応用編の第1回となる今回のテーマは、「列レベルのセキュリティ」です。
入門編の第6回では、部署(ビジネスユニット)とセキュリティロールを使って、テーブルやレコード単位でアクセス権限を制御する方法を解説しました。
しかし、実務ではこんな要件に遭遇することはないでしょうか?
経理部にも顧客データを閲覧させたいけど、電話番号やメールアドレスなどの個人情報は見せたくない
顧客レコードは共有したいが、営業メモや社内評価など、担当者だけが見える列を作りたい
人事データのうち、給与額だけは特定の管理者にしか閲覧・編集させたくない
テーブルごと・レコードごとの権限設定だけでは、こうした「特定の列だけ隠したい」という要件には対応できません。
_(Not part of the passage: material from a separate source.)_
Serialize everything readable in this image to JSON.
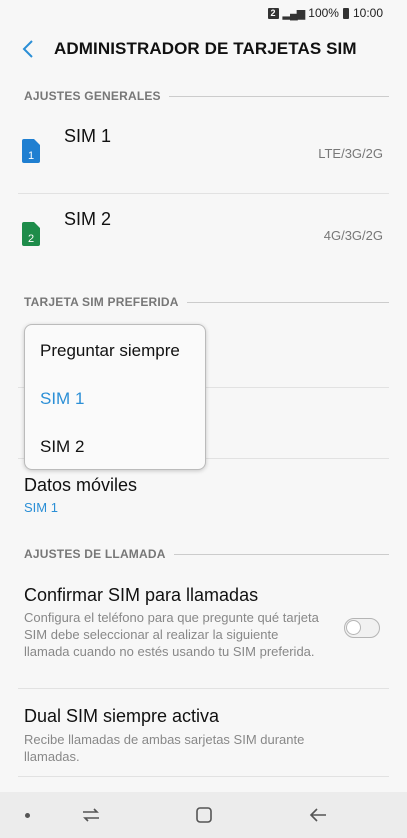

そこで登場するのがDataverseの機能である「列レベルのセキュリティ」です!
それでは今回も、ハンズオン形式で列レベルのセキュリティの実装を解説していきます!
列レベルのセキュリティとは
ハンズオンに入る前に、まずは列レベルのセキュリティの仕組みを整理しておきましょう。
テーブル・レコード単位のセキュリティとの違い
入門編で解説したセキュリティロールは、以下のような粒度で権限を制御するものでした。
制御の粒度 | セキュリティロールでの制御 |
|---|---|
テーブル単位 | テーブルに対する操作(作成/読み取り/書き込み/削除など)を制御 |
レコード単位 | レコードの所有者や所属する部署をもとに閲覧範囲を制御 |
列単位 | セキュリティロールだけでは制御できない |
このように、セキュリティロールでは列単位の制御ができないため、「テーブルの読み取りは許可するけど、特定の列だけ隠す」といった要件には対応できませんでした。
これを可能にするのが、列レベルのセキュリティです!
列レベル セキュリティの例 – Power Platform | Microsoft Learn
列レベルのセキュリティの考え方
列レベルのセキュリティは、以下の3つの要素で構成されています。
要素 | 役割 |
|---|---|
列セキュリティの有効化 | 対象の列に対して列セキュリティを有効にするというフラグを立てる |
データ列セキュリティ プロファイル | 列に対する読み取り/更新/作成の許可を定義するプロファイル |
プロファイルへのユーザー/チーム割り当て | プロファイルに対象のユーザーや部署を紐づけることで、アクセスを許可する |
ポイントは、列セキュリティを有効にした時点で、対象の列はすべてのユーザーに対してマスクされるということです。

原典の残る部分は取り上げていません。